Quando la sete si calmò realizzò quello che aveva fatto.

Si inginocchiò al centro della sala. Urlò, straziato dal dolore e dal senso di colpa. Accecato dalla rabbia e dalla vendetta aveva veramente distrutto tutto. Aveva ucciso suo nonno e la Signora Dragomira, le uniche persone che lo avevano amato come un figlio. Aveva sterminato il suo popolo. Si guardò l'abito macchiato del sangue dei suoi sudditi. Odiava talmente tanto le creature oscure che alla fine era diventato uno di loro. Un sordo gemito echeggiò nella sala. Sua madre era ancora viva, giaceva inerme a terra con le braccia spalancate. Dorian rise. L'afferrò per i capelli e la trascinò con sé fuori dalle porte del castello.

Fu così che il regno di Dracula cadde nelle tenebre, succube del Male. Dopo quello che aveva fatto, i vampiri sopravvissuti tentarono più e più volte di sterminarlo per vendicarsi delle famiglie andate distrutte.
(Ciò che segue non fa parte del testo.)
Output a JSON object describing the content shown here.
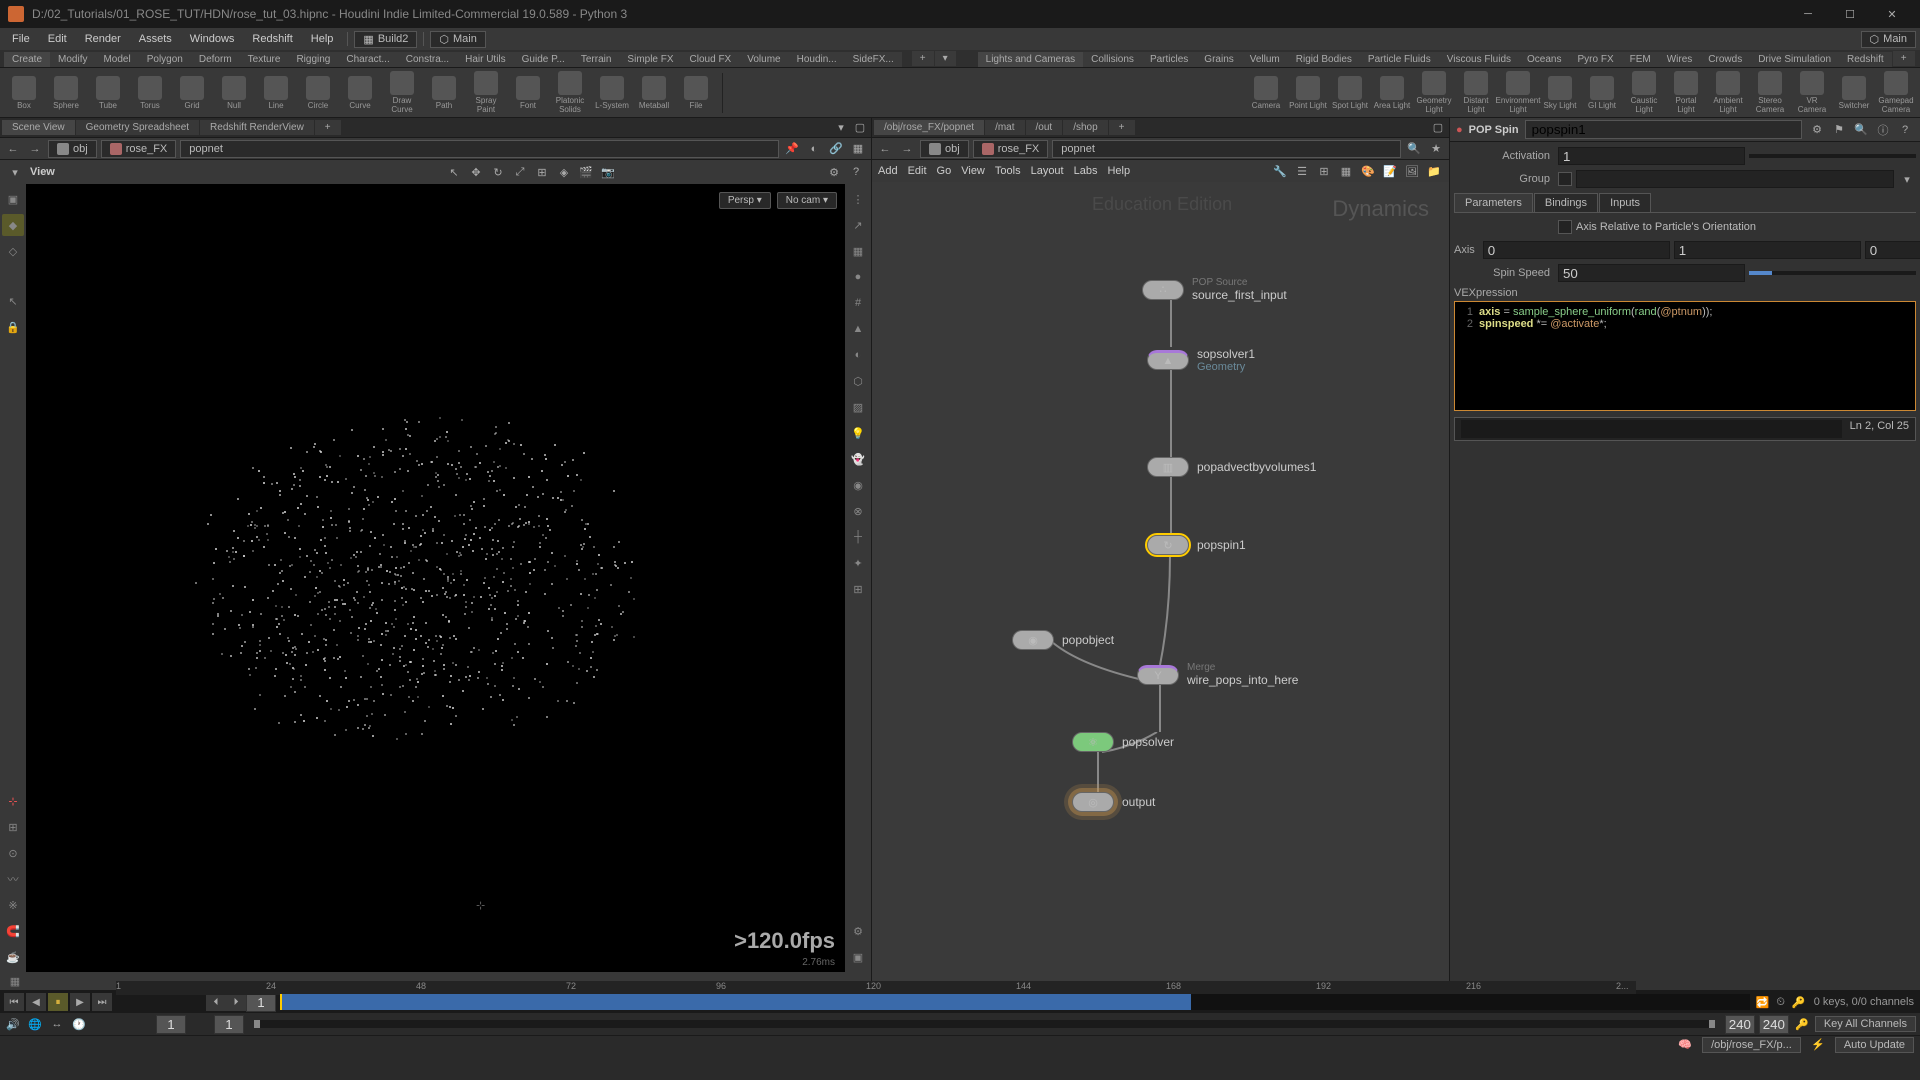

Ma lui era il padrone dell'oscurità. Possedeva il potere oscuro delle tenebre. Aveva preso il controllo di tutte le creature della notte, ridendole loro schiave.. Anche solo addentrarsi nel castello si andava incontro a una morte certa. Era impossibile combatterlo.

Divenne presto una bestia, un demone della notte. Solo, incapace di amare.